- Next City showcases this year’s winning design from the Philadelphia Center for Architecture’s Better Philadelphia Challenge. Asked to consider the optimal regional use for New Jersey’s 292-acre Petty Island, which faces Fishtown and Port Richmond, a team of landscape architecture and regional planning graduate students from Cornell University envision— a century hence—an agriculturally purposed isle known as “Delaware Valley Foodworx,” with an agricultural college, seed bank, 10-story sky farm, a farmers’ market, and a discovery center.
- South Kensington’s American Street—a broadly drawn vestigial from that neighborhood’s manufacturing heyday—is fast becoming the next focal point of the Lower North’s redevelopment, says Naked Philly. With SoKo Lofts and Liberty Square, “there’s an incredible amount of development in the pipeline” in the area. At its intersection with Jefferson Street, American may soon even see a mixed-use art gallery rise in the place of an auto garage.

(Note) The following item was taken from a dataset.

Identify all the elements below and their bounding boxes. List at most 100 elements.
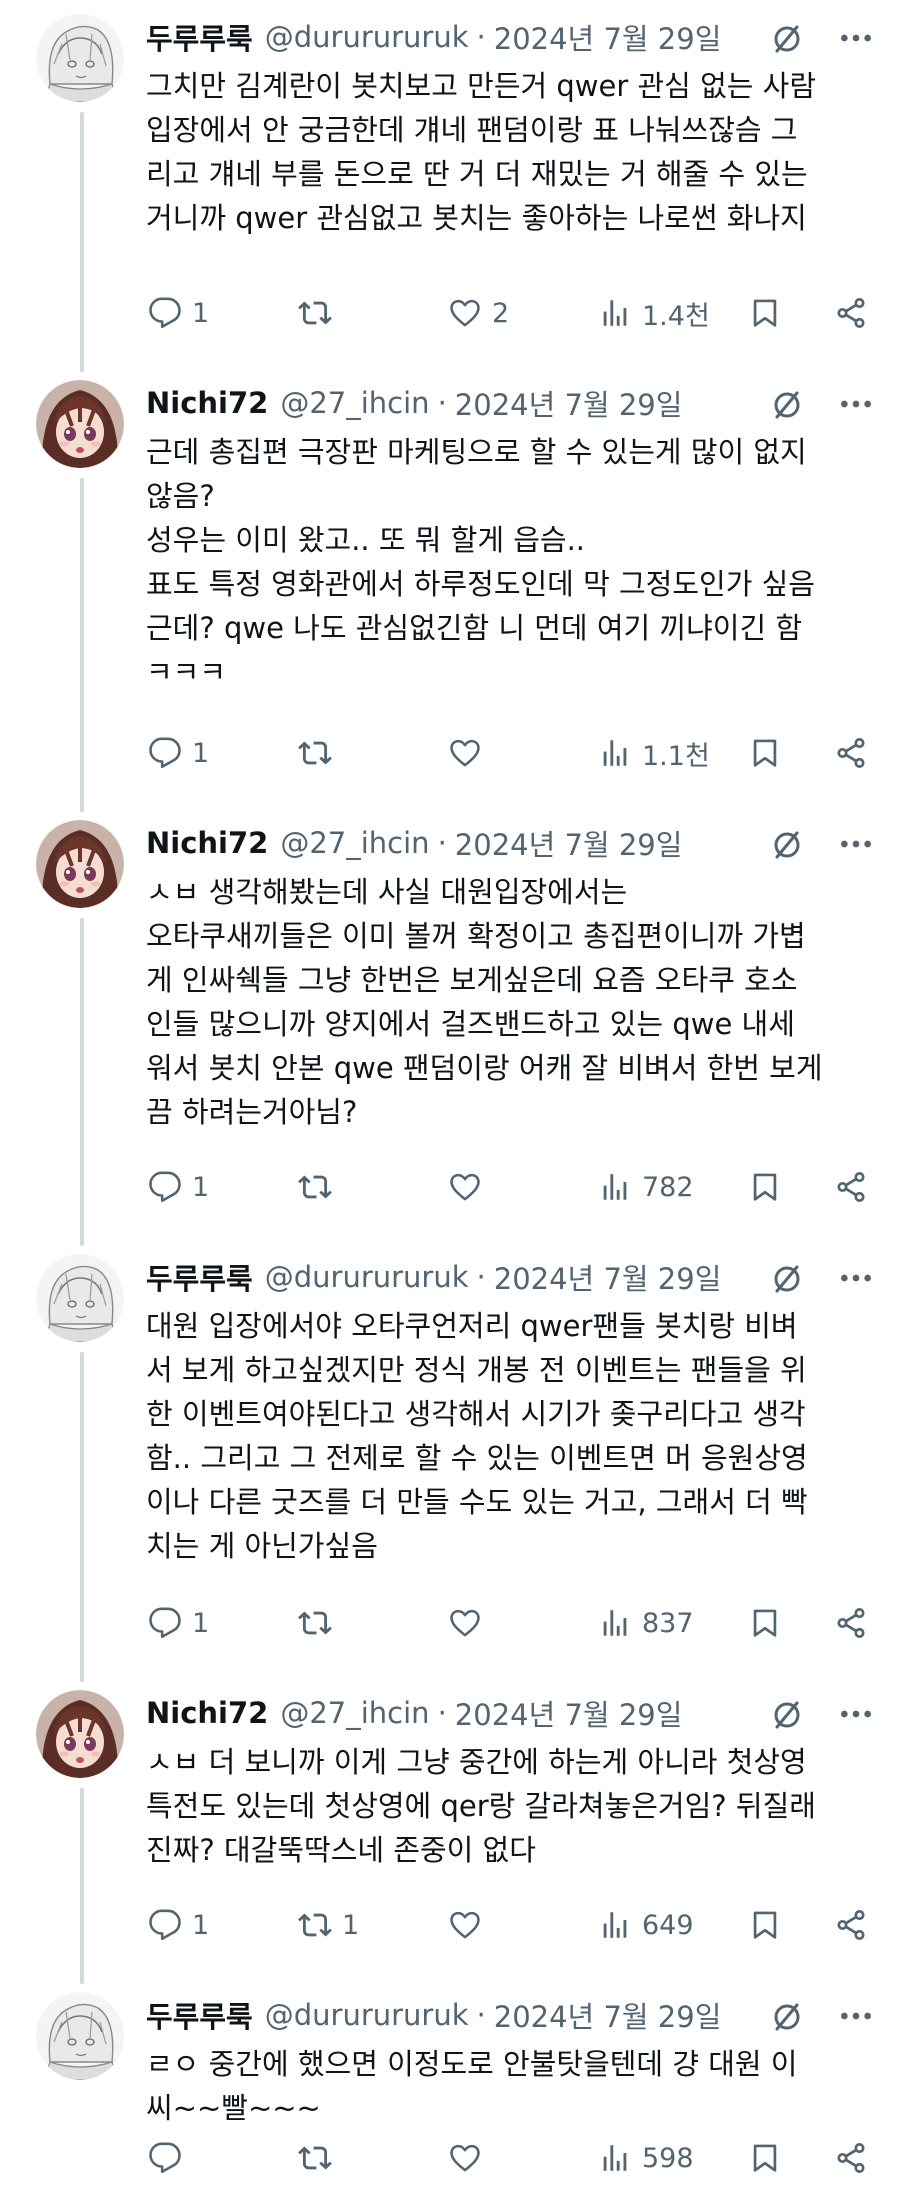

- In celebration of its 350th anniversary, the French building material firm Saint-Gobain is freely exhibiting “Future Sensations,” a series of “five distinct ephemeral pavilions which reportedly take visitors on a journey of science, storytelling and art that celebrates the past three and a half centuries and sets the stage for future innovations,” says CBS Philly. “Future Sensations” will be at Philly’s Oval from May 30 through June 6; the only other cities in this international tour are São Paulo, Paris and Shanghai.
The Friends of Squirrel Hill Park have started another petition drive to bring about the reopening of the long-shuttered community space at 48th & Chester, reports the West Philly Local. Designed by local artist Danielle Rousseau Hunter, Squirrel Hill Park first opened in September 1996.